During a private discussion in the bathroom at the Pentagon between the Vice President and Herbert, they learn that Hazar was originally a CIA operative. Their plan would have had the President killed to inspire a new war on terror, but with his survival, Moore becomes a hero instead, and the Vice President loses his attempt to become President. To ensure nothing can be traced back to them, Herbert kills the Vice President.

==Production==
The film's budget was €8.5 million (equivalent to US$10 million at the time), making it the most expensive film ever produced in Finland to that day. Although the wilderness adventures are portrayed to take place in Finnish Lapland, the outdoor footage in the film was filmed in the Alps and the rest were filmed in Germany.

==Reception==

===Box office===
Big Game opened in Finland on 19 March 2015 at number 4, taking in $324,321 from 113 screens. The following week it dropped 38% to finish the weekend at number 2, with $199,996 from 103 screens. The film had made $1,420,000 (€1,271,847) as of 26 June 2015.

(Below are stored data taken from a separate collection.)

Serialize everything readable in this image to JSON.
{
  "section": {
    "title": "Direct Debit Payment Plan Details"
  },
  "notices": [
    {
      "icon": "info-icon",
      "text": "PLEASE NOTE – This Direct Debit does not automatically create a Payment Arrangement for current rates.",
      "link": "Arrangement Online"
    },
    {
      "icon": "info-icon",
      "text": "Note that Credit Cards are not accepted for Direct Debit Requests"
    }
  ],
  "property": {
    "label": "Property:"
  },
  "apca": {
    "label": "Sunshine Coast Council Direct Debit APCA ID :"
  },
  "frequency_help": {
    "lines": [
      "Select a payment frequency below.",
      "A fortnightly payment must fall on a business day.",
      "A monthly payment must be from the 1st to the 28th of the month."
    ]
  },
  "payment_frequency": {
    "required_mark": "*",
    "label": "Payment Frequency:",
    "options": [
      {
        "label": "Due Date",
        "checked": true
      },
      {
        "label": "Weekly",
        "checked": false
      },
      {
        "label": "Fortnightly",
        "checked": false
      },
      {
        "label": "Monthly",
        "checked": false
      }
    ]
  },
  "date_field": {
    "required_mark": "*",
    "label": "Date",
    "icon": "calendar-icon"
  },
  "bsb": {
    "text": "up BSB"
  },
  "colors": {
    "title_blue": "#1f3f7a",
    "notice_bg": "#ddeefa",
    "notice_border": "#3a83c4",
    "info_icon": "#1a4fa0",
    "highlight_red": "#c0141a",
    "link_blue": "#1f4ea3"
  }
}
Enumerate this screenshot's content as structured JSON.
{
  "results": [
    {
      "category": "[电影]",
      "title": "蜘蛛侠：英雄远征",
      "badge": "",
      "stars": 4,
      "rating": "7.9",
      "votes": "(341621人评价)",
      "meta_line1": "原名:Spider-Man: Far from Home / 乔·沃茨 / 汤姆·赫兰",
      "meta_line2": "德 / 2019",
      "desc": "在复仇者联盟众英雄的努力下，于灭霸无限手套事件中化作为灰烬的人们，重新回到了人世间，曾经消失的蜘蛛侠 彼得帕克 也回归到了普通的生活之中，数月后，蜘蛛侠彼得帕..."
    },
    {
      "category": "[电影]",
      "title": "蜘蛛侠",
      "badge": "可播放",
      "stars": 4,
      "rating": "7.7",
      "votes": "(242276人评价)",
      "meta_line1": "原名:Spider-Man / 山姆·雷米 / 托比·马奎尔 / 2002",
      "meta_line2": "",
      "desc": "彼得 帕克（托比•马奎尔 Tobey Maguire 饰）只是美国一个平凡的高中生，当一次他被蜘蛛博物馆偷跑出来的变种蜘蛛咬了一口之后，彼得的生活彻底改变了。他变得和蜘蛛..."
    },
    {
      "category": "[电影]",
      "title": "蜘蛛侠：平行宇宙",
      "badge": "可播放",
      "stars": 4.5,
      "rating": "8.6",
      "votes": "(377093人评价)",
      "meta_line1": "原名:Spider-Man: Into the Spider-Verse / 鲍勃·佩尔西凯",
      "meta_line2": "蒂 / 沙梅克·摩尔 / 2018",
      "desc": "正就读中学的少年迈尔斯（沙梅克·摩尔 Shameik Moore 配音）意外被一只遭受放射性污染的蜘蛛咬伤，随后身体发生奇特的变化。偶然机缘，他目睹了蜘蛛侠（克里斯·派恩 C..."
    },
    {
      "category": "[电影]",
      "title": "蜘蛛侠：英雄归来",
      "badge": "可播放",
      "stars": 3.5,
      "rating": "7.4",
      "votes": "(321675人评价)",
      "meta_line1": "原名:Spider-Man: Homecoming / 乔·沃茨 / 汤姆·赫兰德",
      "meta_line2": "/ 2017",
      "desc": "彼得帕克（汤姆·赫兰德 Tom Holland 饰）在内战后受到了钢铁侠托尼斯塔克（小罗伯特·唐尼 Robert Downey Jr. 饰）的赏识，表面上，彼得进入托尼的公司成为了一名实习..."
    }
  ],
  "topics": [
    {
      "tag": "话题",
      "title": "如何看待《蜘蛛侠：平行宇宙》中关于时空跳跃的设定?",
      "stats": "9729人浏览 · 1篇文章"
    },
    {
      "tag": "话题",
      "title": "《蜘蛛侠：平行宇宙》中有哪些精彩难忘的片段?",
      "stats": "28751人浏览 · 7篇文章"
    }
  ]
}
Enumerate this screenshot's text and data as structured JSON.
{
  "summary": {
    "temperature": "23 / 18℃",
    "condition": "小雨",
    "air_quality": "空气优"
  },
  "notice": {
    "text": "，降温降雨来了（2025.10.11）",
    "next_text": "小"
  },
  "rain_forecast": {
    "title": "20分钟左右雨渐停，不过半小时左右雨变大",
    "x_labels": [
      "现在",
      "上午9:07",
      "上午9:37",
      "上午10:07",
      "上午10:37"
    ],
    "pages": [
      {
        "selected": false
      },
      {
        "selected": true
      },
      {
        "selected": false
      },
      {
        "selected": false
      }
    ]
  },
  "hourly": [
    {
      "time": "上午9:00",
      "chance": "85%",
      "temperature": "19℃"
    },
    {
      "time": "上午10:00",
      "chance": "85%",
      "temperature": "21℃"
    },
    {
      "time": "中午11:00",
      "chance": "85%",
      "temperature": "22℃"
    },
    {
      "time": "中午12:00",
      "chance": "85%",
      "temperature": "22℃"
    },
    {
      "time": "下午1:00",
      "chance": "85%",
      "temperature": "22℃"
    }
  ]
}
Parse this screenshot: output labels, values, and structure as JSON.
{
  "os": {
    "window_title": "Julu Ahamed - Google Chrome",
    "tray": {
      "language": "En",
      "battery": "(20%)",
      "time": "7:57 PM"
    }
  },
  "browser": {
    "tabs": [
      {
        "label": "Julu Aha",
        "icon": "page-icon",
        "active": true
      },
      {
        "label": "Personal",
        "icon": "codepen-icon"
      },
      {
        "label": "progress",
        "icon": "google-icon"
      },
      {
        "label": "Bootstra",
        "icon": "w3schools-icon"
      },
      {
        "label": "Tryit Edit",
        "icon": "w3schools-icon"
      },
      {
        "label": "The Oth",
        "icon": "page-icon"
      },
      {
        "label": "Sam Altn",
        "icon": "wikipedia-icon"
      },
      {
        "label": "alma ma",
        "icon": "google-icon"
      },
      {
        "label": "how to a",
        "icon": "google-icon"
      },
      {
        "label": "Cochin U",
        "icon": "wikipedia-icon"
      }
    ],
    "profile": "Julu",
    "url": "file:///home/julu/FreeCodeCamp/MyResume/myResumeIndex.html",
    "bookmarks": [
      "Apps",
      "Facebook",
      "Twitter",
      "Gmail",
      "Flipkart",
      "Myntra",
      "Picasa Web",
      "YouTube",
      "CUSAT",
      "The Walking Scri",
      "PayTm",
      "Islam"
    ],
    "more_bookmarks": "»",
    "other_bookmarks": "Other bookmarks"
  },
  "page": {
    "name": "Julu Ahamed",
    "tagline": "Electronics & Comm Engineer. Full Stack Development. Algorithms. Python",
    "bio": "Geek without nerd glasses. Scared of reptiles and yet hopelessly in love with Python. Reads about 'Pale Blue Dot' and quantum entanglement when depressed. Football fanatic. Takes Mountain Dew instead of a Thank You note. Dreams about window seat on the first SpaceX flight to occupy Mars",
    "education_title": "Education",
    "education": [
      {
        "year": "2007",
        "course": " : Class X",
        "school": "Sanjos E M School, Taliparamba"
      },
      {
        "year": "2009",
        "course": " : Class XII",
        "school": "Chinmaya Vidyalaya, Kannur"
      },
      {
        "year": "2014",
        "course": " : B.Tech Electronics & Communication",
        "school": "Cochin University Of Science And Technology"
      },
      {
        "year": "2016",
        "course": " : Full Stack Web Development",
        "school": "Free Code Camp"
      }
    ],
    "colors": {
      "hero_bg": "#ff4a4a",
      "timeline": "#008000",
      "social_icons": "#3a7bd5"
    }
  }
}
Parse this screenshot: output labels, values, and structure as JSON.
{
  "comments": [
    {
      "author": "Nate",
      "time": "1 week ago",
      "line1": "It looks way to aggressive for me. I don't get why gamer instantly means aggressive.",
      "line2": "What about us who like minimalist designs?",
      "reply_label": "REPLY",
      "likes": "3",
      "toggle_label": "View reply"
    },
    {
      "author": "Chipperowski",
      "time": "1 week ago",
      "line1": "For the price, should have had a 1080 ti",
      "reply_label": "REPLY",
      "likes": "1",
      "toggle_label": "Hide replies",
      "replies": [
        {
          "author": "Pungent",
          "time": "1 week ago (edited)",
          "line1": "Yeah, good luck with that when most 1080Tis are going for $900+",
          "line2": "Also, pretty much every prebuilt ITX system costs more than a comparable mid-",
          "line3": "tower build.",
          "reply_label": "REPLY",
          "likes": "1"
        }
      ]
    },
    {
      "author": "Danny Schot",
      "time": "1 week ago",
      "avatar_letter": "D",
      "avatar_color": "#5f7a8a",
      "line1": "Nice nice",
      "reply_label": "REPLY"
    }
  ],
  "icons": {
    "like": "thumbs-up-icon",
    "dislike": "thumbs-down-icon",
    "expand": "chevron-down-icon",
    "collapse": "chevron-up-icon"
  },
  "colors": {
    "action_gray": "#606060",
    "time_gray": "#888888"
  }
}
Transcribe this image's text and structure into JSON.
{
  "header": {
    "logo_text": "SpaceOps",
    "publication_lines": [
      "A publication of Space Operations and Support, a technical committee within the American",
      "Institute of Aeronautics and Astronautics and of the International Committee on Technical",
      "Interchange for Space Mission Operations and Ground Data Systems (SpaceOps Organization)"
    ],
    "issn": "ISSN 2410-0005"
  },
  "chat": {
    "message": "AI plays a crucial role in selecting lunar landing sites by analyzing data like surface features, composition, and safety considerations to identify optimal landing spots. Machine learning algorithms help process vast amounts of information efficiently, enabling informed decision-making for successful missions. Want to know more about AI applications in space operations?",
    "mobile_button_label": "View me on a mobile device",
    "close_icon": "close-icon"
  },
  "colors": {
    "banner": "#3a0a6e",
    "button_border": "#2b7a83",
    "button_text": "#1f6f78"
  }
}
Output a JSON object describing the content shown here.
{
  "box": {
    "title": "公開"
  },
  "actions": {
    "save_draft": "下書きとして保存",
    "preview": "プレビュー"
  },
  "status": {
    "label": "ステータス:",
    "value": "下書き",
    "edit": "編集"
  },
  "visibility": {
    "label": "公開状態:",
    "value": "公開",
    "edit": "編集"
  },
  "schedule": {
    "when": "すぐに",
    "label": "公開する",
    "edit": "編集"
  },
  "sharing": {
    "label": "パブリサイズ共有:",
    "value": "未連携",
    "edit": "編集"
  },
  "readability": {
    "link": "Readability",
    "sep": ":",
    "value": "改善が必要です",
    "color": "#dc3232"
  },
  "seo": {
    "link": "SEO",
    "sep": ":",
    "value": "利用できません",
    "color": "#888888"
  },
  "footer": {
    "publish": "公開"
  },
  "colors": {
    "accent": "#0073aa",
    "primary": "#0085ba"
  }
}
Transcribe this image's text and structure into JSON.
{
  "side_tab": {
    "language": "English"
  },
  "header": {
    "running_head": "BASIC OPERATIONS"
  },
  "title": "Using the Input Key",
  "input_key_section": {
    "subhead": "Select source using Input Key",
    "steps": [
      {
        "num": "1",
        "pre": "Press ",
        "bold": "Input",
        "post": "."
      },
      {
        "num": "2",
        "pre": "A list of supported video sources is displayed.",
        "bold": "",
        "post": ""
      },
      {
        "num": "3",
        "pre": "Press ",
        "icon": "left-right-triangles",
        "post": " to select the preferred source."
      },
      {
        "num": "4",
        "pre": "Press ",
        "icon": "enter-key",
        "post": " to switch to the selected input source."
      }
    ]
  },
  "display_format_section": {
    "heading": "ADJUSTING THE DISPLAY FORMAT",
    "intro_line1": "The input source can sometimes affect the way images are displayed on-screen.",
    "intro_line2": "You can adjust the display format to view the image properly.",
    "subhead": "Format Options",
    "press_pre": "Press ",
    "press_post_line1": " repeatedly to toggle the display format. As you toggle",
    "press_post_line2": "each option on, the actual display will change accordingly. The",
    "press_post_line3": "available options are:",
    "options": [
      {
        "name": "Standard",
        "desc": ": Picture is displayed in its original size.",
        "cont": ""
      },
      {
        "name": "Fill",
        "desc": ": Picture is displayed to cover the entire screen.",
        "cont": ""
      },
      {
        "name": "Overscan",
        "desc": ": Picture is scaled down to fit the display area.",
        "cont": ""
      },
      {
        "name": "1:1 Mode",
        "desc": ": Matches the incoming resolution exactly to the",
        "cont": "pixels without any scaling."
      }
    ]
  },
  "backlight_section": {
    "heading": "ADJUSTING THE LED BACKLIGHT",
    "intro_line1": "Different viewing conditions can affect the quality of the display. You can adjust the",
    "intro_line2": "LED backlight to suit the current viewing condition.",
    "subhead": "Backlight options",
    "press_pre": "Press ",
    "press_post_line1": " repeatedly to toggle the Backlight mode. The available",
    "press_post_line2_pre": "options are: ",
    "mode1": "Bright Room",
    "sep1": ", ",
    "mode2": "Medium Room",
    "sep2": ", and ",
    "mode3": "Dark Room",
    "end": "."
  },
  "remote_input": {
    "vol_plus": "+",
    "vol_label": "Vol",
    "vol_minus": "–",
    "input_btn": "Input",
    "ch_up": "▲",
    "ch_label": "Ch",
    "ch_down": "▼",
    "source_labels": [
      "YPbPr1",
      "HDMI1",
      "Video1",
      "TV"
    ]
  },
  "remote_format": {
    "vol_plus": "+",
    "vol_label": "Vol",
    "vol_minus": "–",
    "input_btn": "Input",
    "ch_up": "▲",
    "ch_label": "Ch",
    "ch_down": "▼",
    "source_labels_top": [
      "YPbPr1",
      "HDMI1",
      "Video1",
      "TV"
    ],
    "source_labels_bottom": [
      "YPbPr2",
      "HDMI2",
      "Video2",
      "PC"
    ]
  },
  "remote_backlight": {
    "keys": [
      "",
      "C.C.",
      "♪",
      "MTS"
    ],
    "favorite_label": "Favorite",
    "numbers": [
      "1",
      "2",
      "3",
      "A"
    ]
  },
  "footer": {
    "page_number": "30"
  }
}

As of 17 May 2015, the film had a worldwide total of $7,455,218.

===Critical response===
On Rotten Tomatoes, the film has a 78% approval rating, based on reviews from 88 critics, with critics consensus stating "Big Game's enthusiastic throwback vibe will appeal to fans of low-budget '80s action movies, but co-writer/director Jalmari Helander adds a level of smarts and skill that make it more than just an homage." On Metacritic, the film has a weighted average score of 53 out of 100, based on reviews from 18 critics, indicating "mixed or average" reviews.

The Hollywood Reporter called it "A Presidential rescue tale that's ludicrous, in a good way." IGN called it "Goonies with guns".

====Director's own response====
In an interview with Yle in October 2025, Helander expressed his disappointment with the outcome of Big Game, as the tone of the film changed from the original vision to being "too kind". Helander also became too frustrated with Jackson's constant demands and mood swings, which Helander was not used to. However, according to Helander, the resentment and anger left over from Big Game were important factors in the creation of the script for the next film Sisu.

===Accolades===
Big Game received a nomination for Best DVD or Blu-ray Release at the 42nd Saturn Awards.